接到命令的兩名工兵,一人扛著探雷器,一人提著鎬頭,朝著炸死狐狸的那個炸點走去。


    看到兩人漫不經心的樣子,索科夫不禁微微皺了皺眉頭:“上尉同誌,前麵可能有地雷,你的人就這樣大搖大擺地走過去,一點警惕性都沒有,不會出事吧?”


    別看瑙緬科是奉命帶隊來這裏,但他的心裏卻很不情願,心說就算博羅季諾的高地上有幾顆地雷,隻要沒人去踩,也不會構成什麽威脅。但既然是上級下了命令,他再不情願,也隻能帶著幾名戰士過來排雷。不過他和戰士們的想法一樣,覺得索科夫有些小題大做了,沒準高地上就剩下炸死狐狸的這一顆地雷,炸了就沒有了。


    “米沙,米沙。”索科夫正想叮囑兩句時,忽然聽到身後有人在喊自己,他不迴頭,也知道來的人是雅科夫。他緩緩轉過身,朝來的方向望去,看到雅科夫帶著幾名荷槍實彈的戰士,以及博物館的館長朝著自己所在的位置而來。


    “雅沙,”索科夫不清楚這個高地上還有多少地雷,不過小心點總不會有錯,便衝著雅科夫說:“沿著我們的腳印走過來,免得不小心踩到地雷。”


    “將軍同誌,”站在索科夫身邊的瑙緬科聽到這裏,心裏不樂意了:“您真是太小心了,沒準高地上就隻有這麽一顆地雷,已經被那隻倒黴的狐狸踩上了。”


    “上尉同誌!”索科夫轉身麵向瑙緬科,表情嚴肅地說:“你別忘記了,這裏曾經是戰場,既然能發現一顆地雷,那麽還有其它地雷存在的可能是非常大的。我們小心一點,可以避免不必要的傷亡。”


    “將軍同誌,您瞧,我的部下已經開始在探雷了。他很快就會用事實告訴您,這個高地上根本沒有地雷了……”瑙緬科得意洋洋地說道,誰知話還沒有說完,便傳來了一聲巨響,隨後眾人就看到兩名探雷的戰士在火光中倒下。


    散布在索科夫和瑙緬科周圍的工兵,本能地趴在了地上。連正走過來的雅科夫等人,也就地趴在了雪地上,隻剩下索科夫和瑙緬科兩人還站在原地。被地雷炸倒的兩名戰士並沒有犧牲,而是倒在彈坑四周翻滾著、慘叫著。


    見自己的部下被地雷炸翻,瑙緬科先是一愣,隨即發出了一聲類似野獸的嘶吼聲,拔腿就朝著炸點奔去。索科夫雖然伸手想抓住他,但卻抓了個空,隻能眼睜睜地看著他跑向了那兩名戰士。


    見自己的連長冒著危險朝負傷的戰友跑去,本來還趴在地上的工兵戰士,也紛紛起身衝向了自己負傷的戰友。索科夫見這些人不管不顧地衝向爆炸地點,不禁連連搖頭,感覺他們真是太冒失了,連情況都沒有搞清楚,就直接跑過去,那不是白白找死麽。

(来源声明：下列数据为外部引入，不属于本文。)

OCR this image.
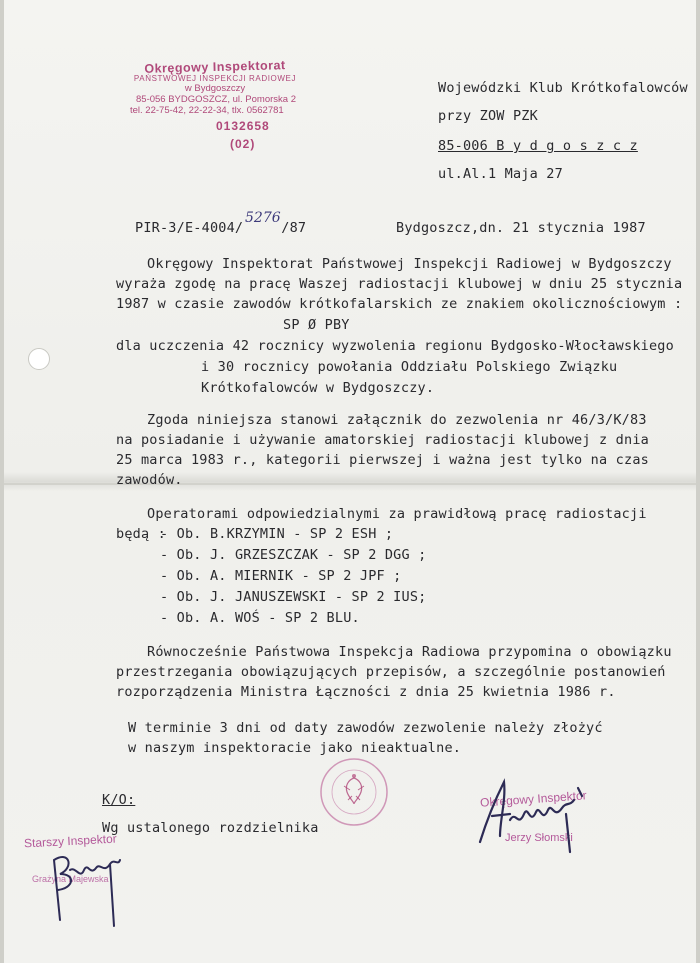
Okręgowy Inspektorat
PAŃSTWOWEJ INSPEKCJI RADIOWEJ
w Bydgoszczy
85-056 BYDGOSZCZ, ul. Pomorska 2
tel. 22-75-42, 22-22-34, tlx. 0562781
0132658 (02)
Wojewódzki Klub Krótkofalowców
przy ZOW PZK
85-006 B y d g o s z c z
ul.Al.1 Maja 27
PIR-3/E-4004/	/87
5276
Bydgoszcz,dn. 21 stycznia 1987
Okręgowy Inspektorat Państwowej Inspekcji Radiowej w Bydgoszczy
wyraża zgodę na pracę Waszej radiostacji klubowej w dniu 25 stycznia
1987 w czasie zawodów krótkofalarskich ze znakiem okolicznościowym :
SP Ø PBY
dla uczczenia 42 rocznicy wyzwolenia regionu Bydgosko-Włocławskiego
i 30 rocznicy powołania Oddziału Polskiego Związku
Krótkofalowców w Bydgoszczy.
Zgoda niniejsza stanowi załącznik do zezwolenia nr 46/3/K/83
na posiadanie i używanie amatorskiej radiostacji klubowej z dnia
25 marca 1983 r., kategorii pierwszej i ważna jest tylko na czas
zawodów.
Operatorami odpowiedzialnymi za prawidłową pracę radiostacji
będą :
- Ob. B.KRZYMIN - SP 2 ESH ;
- Ob. J. GRZESZCZAK - SP 2 DGG ;
- Ob. A. MIERNIK - SP 2 JPF ;
- Ob. J. JANUSZEWSKI - SP 2 IUS;
- Ob. A. WOŚ - SP 2 BLU.
Równocześnie Państwowa Inspekcja Radiowa przypomina o obowiązku
przestrzegania obowiązujących przepisów, a szczególnie postanowień
rozporządzenia Ministra Łączności z dnia 25 kwietnia 1986 r.
W terminie 3 dni od daty zawodów zezwolenie należy złożyć
w naszym inspektoracie jako nieaktualne.
K/O:
Wg ustalonego rozdzielnika
Starszy Inspektor
Grażyna Majewska
Okręgowy Inspektor
Jerzy Słomski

    “米沙,米沙!”雅科夫此刻也帶人跑了過來,有些氣喘地問索科夫:“到底發生了什麽事情,怎麽會有地雷爆炸呢?”


    “不清楚。”索科夫也沒想到,在炸死狐狸的那顆地雷旁邊,居然還有一顆地雷,把探雷的戰士都炸翻了。他看到雅科夫身邊站著的陌生軍人,微微蹙了蹙眉,問道:“雅沙,他們是誰?”


    “米沙,我來給你介紹一下。”雅科夫指著身邊的大尉說道:“這位是駐軍指揮員捷列連科大尉,曾經和我在電話裏聯係過。”


    索科夫記得捷列連科和雅科夫通話時,曾經說過,一旦有工兵部隊趕到,就會立即派人來擔任警戒的。此刻得知站在自己麵前的軍官就是捷列連科時,他冷冷地問道:“捷列連科大尉,不知你帶了多少人過來?”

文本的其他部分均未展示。